The light comes from the transcendental body of the proprietor of that land. The term “God” is one way that we know Him, but that word is insufficient; it does not tell the whole story. He is much more than a supreme being. He has a form that is visible, provided a person has the set of eyes necessary to see it. Just as a microscope allows viewing tiny particles that otherwise seem invisible, God is smaller than the smallest, pervading every single space. And just as the binoculars help in seeing detail in objects far away in the distance, the Supreme Lord is extremely large. The image of the entire universe, also known as the virata-rupa, is one way to understand Him.
ihaika-sthaṁ jagat kṛtsnaṁ
mama dehe guḍākeśa
yac cānyad draṣṭum icchasi
“Whatever you wish to see can be seen all at once in this body. This universal form can show you all that you now desire, as well as whatever you may desire in the future. Everything is here completely.” (Lord Krishna, Bhagavad-gita, 11.7)
The spiritual world consists of many planets, and in the highest one the proprietor is known as Krishna. This Sanskrit word means “all-attractive.” Krishna is naturally effulgent. He makes the ornaments on His body look better instead of the other way around. Another aspect of Krishna is that He never loses anything. In His land, one minus one can actually equal one. A person can have complete faith and trust in Krishna, and through His association the completeness can grow further.
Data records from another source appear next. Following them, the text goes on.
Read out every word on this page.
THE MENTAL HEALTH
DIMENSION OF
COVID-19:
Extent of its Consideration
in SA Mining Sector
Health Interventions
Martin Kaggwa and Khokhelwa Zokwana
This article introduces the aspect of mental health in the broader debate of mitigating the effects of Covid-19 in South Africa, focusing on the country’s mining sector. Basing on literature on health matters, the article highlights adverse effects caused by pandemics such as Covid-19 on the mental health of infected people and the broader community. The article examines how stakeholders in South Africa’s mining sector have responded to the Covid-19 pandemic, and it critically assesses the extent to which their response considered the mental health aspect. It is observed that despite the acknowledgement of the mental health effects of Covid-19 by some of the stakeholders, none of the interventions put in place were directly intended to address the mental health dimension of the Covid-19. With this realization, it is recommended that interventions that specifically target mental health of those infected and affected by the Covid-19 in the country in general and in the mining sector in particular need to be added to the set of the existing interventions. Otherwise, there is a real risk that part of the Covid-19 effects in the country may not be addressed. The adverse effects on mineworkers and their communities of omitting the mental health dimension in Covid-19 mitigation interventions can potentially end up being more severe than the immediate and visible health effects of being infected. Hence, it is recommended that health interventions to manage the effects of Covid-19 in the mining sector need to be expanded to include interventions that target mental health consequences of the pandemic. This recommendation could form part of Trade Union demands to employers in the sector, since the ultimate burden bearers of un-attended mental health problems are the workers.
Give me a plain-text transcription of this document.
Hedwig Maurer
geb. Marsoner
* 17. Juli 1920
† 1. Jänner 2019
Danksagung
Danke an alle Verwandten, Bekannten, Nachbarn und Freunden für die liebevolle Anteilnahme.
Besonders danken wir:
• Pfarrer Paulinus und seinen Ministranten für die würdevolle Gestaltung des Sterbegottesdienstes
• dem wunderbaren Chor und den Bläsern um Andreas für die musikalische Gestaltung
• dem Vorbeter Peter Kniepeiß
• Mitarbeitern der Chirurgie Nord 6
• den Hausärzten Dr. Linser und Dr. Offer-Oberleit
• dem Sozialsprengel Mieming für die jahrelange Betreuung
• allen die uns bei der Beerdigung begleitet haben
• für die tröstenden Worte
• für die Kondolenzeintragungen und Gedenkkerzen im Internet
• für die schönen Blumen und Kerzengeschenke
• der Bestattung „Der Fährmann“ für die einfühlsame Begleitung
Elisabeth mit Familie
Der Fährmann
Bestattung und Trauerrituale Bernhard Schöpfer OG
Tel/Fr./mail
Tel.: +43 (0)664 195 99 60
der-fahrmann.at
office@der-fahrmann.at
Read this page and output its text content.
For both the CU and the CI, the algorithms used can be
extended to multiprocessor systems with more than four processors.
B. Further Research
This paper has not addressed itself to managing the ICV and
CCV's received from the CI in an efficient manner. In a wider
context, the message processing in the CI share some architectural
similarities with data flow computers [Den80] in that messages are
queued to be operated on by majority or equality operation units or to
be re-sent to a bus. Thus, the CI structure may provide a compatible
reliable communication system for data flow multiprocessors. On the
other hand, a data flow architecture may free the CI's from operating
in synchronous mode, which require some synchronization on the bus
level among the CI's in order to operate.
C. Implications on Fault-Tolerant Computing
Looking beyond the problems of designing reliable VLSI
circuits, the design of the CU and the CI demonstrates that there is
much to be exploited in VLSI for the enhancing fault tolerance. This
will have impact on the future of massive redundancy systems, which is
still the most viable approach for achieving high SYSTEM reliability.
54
These contradictory concepts do not exist in the material world, which is our home at present. It must be acknowledged, however, that the attempt is made to make truths out of contradictions, to create certainty from a paradox. As an example, we know that the number eighteen is not nine. Still, a person can think that eighteen is nine. A lawyer is so trained that they will say and do whatever they can to win the case for the client. In the court of law, they will try to make the text of the statutes in question mean something completely different, provided that the twisted meaning will favor them.
Another example in modern times is the popular story in the media. A narrative gets created off of the initial reports. These reports are just that, initial. They don’t tell everything. Then outrage from the public ensues. Later on, after a real investigation, the facts reveal that something entirely different occurred. The real story is not a cause for outrage. Yet the people who were first disturbed refuse to accept the facts. They think the fiction is the truth, and the truth fiction.
This kind of thinking is the product of maya, or illusion. The influence of maya begins from the time of birth, when the living entity takes their body to be their basis for identification. The attributes to that body change with time, so identity is also a living, breathing thing. If a person doesn’t like their identity, they can change things about it.
Despite what changes occur, the true identity remains the same. Maya prevents the living entity from seeing that they are spirit soul, transcendental to the transformation of the covering to that soul. The same type of soul is there in all creatures, large and small, moving and nonmoving. Thus there is a oneness through the variety of living conditions. Everyone in the material world is suffering from the effects of maya.
Just as the light from the body of Krishna illuminates the spiritual world, it can provide such a brightness in the material world that maya’s influence becomes nothing. The key is to find that association, cherish it, and then continue to hold on to it. Since it is so common to today equate eighteen with nine, or make adharma out of dharma, the most effective way to bring the association of the Divine is through the sound of His names: Hare Krishna Hare Krishna, Krishna Krishna, Hare Hare, Hare Rama Hare Rama, Rama Rama, Hare Hare. The name Krishna and the person Krishna are the same, an apparent contradiction worth pondering.
From initial news reports to receive,
Why later on the actual truth to believe?
Not exactly what in statute I saw,
As lawyer twisting truth in court of law.
Eighteen nine actually can be,
In Krishna’s spiritual land to see.
Holy name and person identical says tradition,
Worth pondering over this contradiction.